When I was younger I used to do a – rather strange, I agree – social exercise: every morning, on my way to the University, in the subway, I tried to guess what other people are doing. Like who they really are, what they do for a living, if they’re married or not, if they have kids or not. If they’re happy, or healthy, or good pals. I tried to guess all that just by looking at them. (Ok, I wasn’t rally looking. It was more like staring.)

Every morning, after reaching my subway station, on my way up, I used to recap what I thought I learned. Some days I was sharing my subway cabin with teachers who had twins, with fatal women, with athlets and mechanics. Other dyas it was about assistants, doctors, drivers, painters, you name it. I used to build an entire universe of personalities based on my 10 minutes observations.

I used to think this was a very good social exercise, a relationship booster. It took me around 20 years to realize it had nothing to do with relationships. It was, instead, a very good thing for my imagination. Or creativity. Or the ability to give shape to my fantasies. But it never really helped me to improve my social life. On the contrary.

It was only a few months ago that I realized what exactly was missing.

The Cabeceo

Six months ago I started to learn tango. (I’ll skip the background for this entire tango thing, although it may make for a nice story. In fact, I’ll save it for another post. I do want to write a post about my tango journey, at some point.)

Tango is a rather formalized activity. Among other things related to the tango etiquette, one of the most interesting is called “the cabeceo”. Simply put, a “cabeceo” is an invitation to dance. You look at a woman, wait for eye contact, nod slightly and try to make sure she’s not looking at someone else, behind you, then go for it. You get up, she gets up, you meet somewhere half way, embrace and start dancing. All this without saying a word.

Doing “the cabeceo” is an art in itself. Because you may send out the wrong signals. Or you may get the wrong signals. After all, people have their own ways of looking and one may simply stay more on a subject than others. And you may mistake this small delay as an acknowledgment. And you get up to meet half way, and, guess what, nothing happens. It was a confusion.
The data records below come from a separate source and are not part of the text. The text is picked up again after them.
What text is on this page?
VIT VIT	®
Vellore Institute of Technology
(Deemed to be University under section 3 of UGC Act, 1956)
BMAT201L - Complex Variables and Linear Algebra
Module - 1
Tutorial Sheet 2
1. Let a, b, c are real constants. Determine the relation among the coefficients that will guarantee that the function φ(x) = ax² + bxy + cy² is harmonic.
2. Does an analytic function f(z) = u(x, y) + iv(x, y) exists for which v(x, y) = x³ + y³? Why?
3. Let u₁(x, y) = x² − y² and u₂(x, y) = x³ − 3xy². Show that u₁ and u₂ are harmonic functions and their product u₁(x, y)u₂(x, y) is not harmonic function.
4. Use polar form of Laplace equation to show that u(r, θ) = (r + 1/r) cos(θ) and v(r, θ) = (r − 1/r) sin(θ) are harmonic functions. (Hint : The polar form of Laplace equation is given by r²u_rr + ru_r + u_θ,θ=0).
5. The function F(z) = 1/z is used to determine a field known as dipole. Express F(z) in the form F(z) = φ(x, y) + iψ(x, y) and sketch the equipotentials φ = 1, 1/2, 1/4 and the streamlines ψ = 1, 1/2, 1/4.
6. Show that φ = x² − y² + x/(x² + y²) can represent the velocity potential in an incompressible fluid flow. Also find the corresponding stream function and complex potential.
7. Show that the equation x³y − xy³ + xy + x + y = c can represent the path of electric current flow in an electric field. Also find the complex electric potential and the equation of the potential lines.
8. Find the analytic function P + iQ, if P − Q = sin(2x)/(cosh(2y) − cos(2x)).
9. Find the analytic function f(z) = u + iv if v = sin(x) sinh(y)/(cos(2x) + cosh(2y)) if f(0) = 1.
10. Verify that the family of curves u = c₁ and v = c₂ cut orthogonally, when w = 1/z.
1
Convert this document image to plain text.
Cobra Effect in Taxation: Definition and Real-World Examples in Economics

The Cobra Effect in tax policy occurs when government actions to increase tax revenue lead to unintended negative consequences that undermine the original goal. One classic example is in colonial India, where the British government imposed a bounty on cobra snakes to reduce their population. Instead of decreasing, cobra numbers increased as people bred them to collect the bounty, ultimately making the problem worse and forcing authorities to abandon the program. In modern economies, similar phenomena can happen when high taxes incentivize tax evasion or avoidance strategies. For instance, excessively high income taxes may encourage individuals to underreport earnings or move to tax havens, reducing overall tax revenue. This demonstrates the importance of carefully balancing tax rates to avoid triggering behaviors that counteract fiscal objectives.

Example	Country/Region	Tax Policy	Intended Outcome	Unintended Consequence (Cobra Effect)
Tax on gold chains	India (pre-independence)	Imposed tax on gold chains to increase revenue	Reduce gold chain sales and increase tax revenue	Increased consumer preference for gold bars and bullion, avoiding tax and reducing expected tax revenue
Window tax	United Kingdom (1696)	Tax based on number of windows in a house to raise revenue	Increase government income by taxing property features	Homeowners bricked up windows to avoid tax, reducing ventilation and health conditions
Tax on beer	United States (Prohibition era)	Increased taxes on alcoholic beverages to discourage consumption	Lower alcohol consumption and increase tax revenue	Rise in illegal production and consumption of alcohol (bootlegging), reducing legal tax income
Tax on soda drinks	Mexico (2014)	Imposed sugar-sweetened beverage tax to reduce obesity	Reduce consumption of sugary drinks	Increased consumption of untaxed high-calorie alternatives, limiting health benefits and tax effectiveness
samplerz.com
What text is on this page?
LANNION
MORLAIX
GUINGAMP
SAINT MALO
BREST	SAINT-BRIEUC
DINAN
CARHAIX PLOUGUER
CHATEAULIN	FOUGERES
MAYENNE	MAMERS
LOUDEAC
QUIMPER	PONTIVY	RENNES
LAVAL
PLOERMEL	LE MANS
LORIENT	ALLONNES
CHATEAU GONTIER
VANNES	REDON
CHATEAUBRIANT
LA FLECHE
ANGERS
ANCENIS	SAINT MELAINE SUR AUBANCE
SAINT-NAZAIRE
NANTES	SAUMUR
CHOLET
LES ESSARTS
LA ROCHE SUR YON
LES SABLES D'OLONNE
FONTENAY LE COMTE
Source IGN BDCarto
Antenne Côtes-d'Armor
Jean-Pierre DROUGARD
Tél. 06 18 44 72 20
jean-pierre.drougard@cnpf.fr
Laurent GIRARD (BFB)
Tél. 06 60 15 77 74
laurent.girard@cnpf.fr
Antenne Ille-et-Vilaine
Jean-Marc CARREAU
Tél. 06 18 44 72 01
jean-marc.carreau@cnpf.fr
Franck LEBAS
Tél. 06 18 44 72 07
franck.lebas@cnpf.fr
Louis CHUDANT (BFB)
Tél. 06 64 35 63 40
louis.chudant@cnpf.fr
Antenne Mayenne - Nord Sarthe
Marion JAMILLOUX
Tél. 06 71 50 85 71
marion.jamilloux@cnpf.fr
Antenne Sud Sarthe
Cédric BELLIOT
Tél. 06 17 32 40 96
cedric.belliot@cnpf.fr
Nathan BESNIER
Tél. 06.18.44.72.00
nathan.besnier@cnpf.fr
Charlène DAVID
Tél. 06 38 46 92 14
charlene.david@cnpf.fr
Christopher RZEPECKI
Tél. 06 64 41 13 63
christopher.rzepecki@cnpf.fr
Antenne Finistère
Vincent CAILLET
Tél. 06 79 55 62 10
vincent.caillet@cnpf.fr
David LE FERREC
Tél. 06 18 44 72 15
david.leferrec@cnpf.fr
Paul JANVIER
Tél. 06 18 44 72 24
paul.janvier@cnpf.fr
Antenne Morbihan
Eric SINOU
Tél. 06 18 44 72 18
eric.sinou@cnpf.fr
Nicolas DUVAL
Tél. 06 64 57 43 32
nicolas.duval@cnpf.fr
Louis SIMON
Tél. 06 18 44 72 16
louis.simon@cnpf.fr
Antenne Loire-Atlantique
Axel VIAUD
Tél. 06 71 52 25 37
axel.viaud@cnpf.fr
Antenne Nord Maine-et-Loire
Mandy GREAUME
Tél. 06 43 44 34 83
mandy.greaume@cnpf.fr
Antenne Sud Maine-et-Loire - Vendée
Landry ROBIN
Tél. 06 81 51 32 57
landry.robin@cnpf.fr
Happened to me more than once.

But the most frequent source for failed “cabeceo” is male curiosity. As a man, you just want to find out which woman could be a good match for you. You look at how they’re dressed, at the posture. You unconsciously browse through them trying to isolate the pretty ones, the most experienced or the most suitable for your current tango level. And, at some point, you just forget you’re actually staring. And, voila, you send out the wrong message.

The Staring

As I was practicing my first “cabeceo”s, at my first milongas, I suddenly remembered my social exercise on the subway. It was almost the same setup. All I had to do was to guess who’s gonna be the best dancing match for me. Simply as pie, right? After doing this exercise for years on the subway, I must’ve been some kind of a specialist by now, right?

Wrong. I mean, I did the “cabeceo” right, but I was completely wrong at guessing the background. At guessing who the woman really was and how she’d react. Some partners looked cold and superior, but once I started to interact, it proved they’re warm and open. And some looked open but they were kinda shallow, or not really talkative.

It took me a while to realize that all I was doing during my so-called exercise was to project my inner images onto my potential partners. Just as I was imagining an entire universe of personalities from my 10 minutes subway rides, without ever trying to prove my assumptions, I was building strings of potential behaviors for my potential dancing partners. The difference? Now I was somehow “forced” to prove my assumptions. To interact. To dance.

And it was only after I started to enter the other person universe, to engage, to answer, to talk and to listen, that I realized my exercise wasn’t good for social skills. At all. It may have boosted my creativity skills, but social skills are not about that. They’re about getting up and enter in the other person’s story.

People are not their pictures. They’re not their Facebook avatars. If you stop at the “picture” level, if you don’t get up and enter their story, you will never know them. You will assign them some pre-made labels, and judge them based on that, ignoring the fact that you’re actually talking to… yourself. Because they’re just projections of your own universe.

The Opening Line

People are not statical images. Beautiful women, all dressed up and lined up waiting to be invited to dance tango, well, they’re nothing more than images. If you really want to turn them into tango partners, you have to quit staring, get up and find out their stories. You will most likely be surprised. Sometimes, even amazed.

I don’t do the “cabeceo” anymore. Instead, I just get up, put my eyes on the woman with whom I would like to dance, get close to her and ask: “Do you want to dance tango with me?”

In time, I found out that this is a pretty good opening line for some amazing stories.